Those who visit the Sisters Outdoor 
Quilt Show have been, and continue to be, inspired and awed by the works of textile art. photo courtesy Sisters Outdoor Quilt Show
Those who visit the Sisters Outdoor Quilt Show have been, and continue to be, inspired and awed by the works of textile art. photo courtesy Sisters Outdoor Quilt Show
The technique we call quilting crossed many borders and played a part in ancient history. From the beginning, quilts have told human stories, reflected religious and philosophical beliefs, and revealed what people wore, either out of necessity or as adornment.

Stitched into layered linen with cotton stuffing inserted to raise sections of the design, faces of those who lived thousands of years ago look beyond the edges of quilts into a future they’d find hard to believe.

Researchers have uncovered examples of quilting around the world. In North America, quilting began with immigrants bringing their sewing and handwork traditions from Europe.

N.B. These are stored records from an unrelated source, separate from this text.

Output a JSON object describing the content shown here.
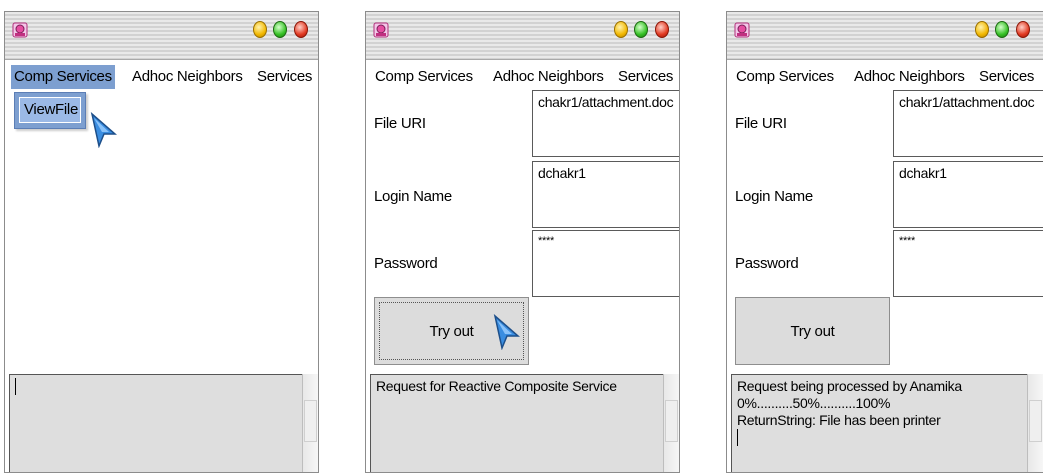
{
  "menu": {
    "comp_services": "Comp Services",
    "adhoc_neighbors": "Adhoc Neighbors",
    "services": "Services"
  },
  "window1": {
    "dropdown_item": "ViewFile",
    "status_text": ""
  },
  "window2": {
    "file_uri_label": "File URI",
    "file_uri_value": "chakr1/attachment.doc",
    "login_label": "Login Name",
    "login_value": "dchakr1",
    "password_label": "Password",
    "password_value": "****",
    "try_button": "Try out",
    "status_line1": "Request for Reactive Composite Service"
  },
  "window3": {
    "file_uri_label": "File URI",
    "file_uri_value": "chakr1/attachment.doc",
    "login_label": "Login Name",
    "login_value": "dchakr1",
    "password_label": "Password",
    "password_value": "****",
    "try_button": "Try out",
    "status_line1": "Request being processed by Anamika",
    "status_line2": "0%..........50%..........100%",
    "status_line3": "ReturnString: File has been printer"
  },
  "colors": {
    "menu_highlight": "#7d9fd0",
    "cursor_blue": "#3a8de0"
  },
  "icons": [
    "app-icon",
    "minimize-light",
    "zoom-light",
    "close-light",
    "pointer-cursor"
  ]
}
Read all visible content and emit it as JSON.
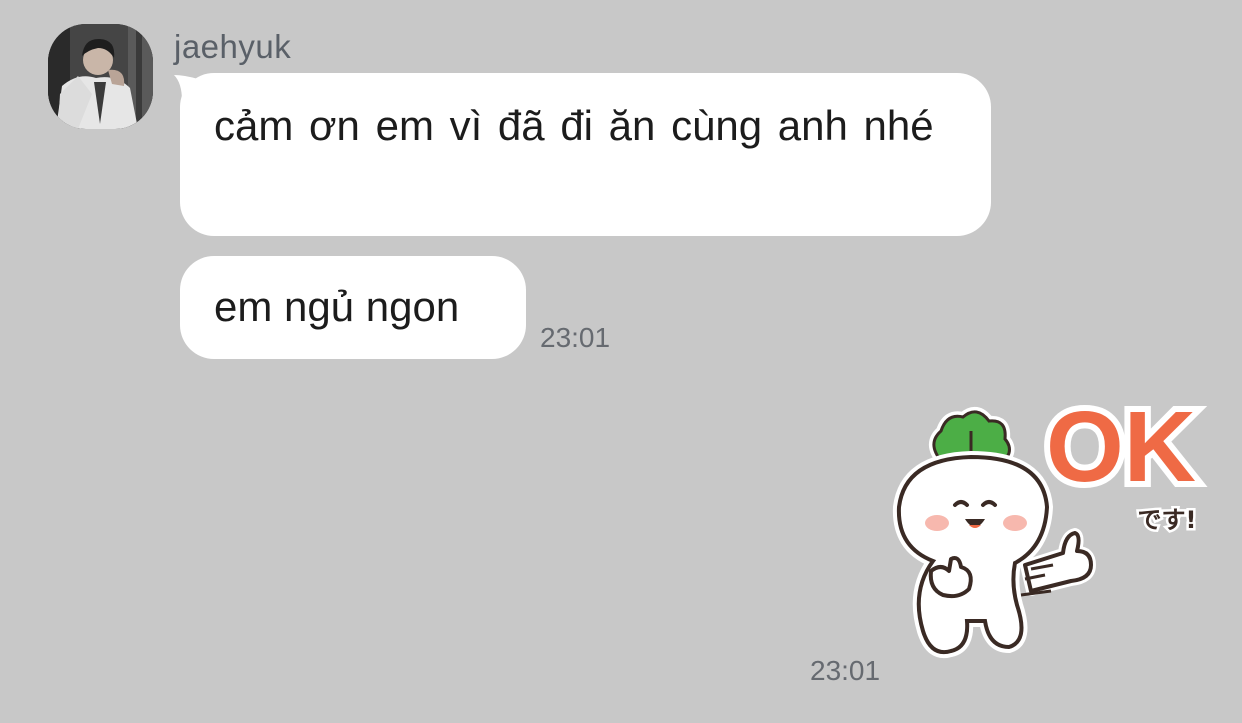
{
  "chat": {
    "sender": {
      "name": "jaehyuk",
      "avatar_icon": "profile-photo"
    },
    "messages": [
      {
        "text": "cảm ơn em vì đã đi ăn cùng anh nhé"
      },
      {
        "text": "em ngủ ngon",
        "time": "23:01"
      }
    ],
    "sticker": {
      "icon": "radish-thumbs-up-sticker",
      "ok_text": "OK",
      "sub_text": "です!",
      "time": "23:01"
    }
  },
  "colors": {
    "background": "#c8c8c8",
    "bubble": "#ffffff",
    "ok_orange": "#ef6a45",
    "leaf_green": "#4cae46"
  }
}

For hundreds of years, African American slaves made quilts for their owners and for themselves. When time allowed, women pieced together beautiful quilts with the scraps they gathered and saved. The result was a beauty that defied circumstances of servitude and focused on love stitched together in terrible times. That tradition has evolved and thrived through the skilled hands of people like the women of Gee’s Bend, Alabama. Sisters Outdoor Quilt Show was honored to have them as guests in years past to pass along their wisdom — both with the needle and in beautiful a capella song.

The Smithsonian National Museum of the American Indian has one of the largest collections of Native American quilts from the 1940s. The Northern Plains tribes began quilting out of necessity when buffalo herds were decimated by Euro-American settlers attempting to subdue the Plains tribes in the 19th century. The tribes had to find alternate sources for robes and ritual practices. Missionary wives taught quilting techniques to Indian women, who soon found imaginative ways to personalize what they created.

The origins of quilting can be traced back to ancient Egypt. Quilting commemorated personal stories, historical events and was a reflection of the beauty surrounding its maker. There are rare examples of old quilts. One preserved quilt is a Sicilian wall hanging made in the 14th century. It is estimated to have been made about 1395. It portrays the legend of Tristan. The piece of art was made using quilting with trapunto (stuffed quilting) on solid white fabric.

The piece is now displayed in the Victoria and Albert Museum in London, England.

Some researchers believe that quilting, in the form of quilted clothing, was brought to Europe through the Crusades. Muslim warriors wore tightly quilted garments as part of their armor, which was soon adopted by medieval European soldiers.

Although fine quilting was a sign of affluence, the sewing together of layers for warmth was done by the poor as well. If makers couldn’t afford carded wool or cotton to sew between layers, then old blankets, clothing or even feathers, straw or leaves were used instead.

The oldest discovery, from 5,500 years ago is of an ivory carving, featuring the king or Pharaoh of the Egyptian First Dynasty wearing a mantle or cloak that appears to be quilted. It was found in the Temple of Osiris at Abydos in 1903 and is currently in the British Museum collection.

The Textile Society of America at DigitalCommons@University of Nebraska – Lincoln, offers interesting and informative research into the relationship between historical Chinese patchwork garments, known as the baijia pao or “One Hundred Families Robe,” and a recent practice of American adopters of Chinese children. By combining the Chinese tradition of baijia pao, with American commemorative quilt making, makers of the new “One Hundred Good Wishes Quilts” are creating a unique opportunity for a cross-cultural exchange.

People started making Chinese patchwork in the Liu Song of the Southern Dynasty. The first emperor of Liu Song Dynasty, named Liu Yu, was born in an underprivileged family. His mother gathered rags from the neighborhoods to make a patchwork. When he became the emperor, he perceived this kind of patchwork as the symbol for his impoverished childhood. All the infants in Liu’s family had to use the patchwork so that his offspring could know how fortunate they were. Afterwards, his citizens followed this royal custom to make “Bai jia yi” for their babies.

For centuries the Chinese used quilted cloth to make padded winter clothing, wisely reasoning that two or three layers were warmer than one. Later, the Arabs were discovered wearing quilted garments beneath chain mail. Multiple layers of cloth sewn together provided additional protection and prevented chafing more effectively than cloth of a single layer. Some historians believe this quilted clothing, when brought back to Europe, provided the idea for the bed quilt used today.

The 2021 SOQS will feature Egyptian tentmakers who do hand-applique that originated in the Bedouin tribes. According to SOQS Executive Director Dawn Boyd, the men applique the designs that are used for weddings and other celebrations.

“We had to put off their visit until next year, we want to celebrate world-quilting stories,” Boyd said.

“These men pass down their traditions and we are excited to share them with everyone.”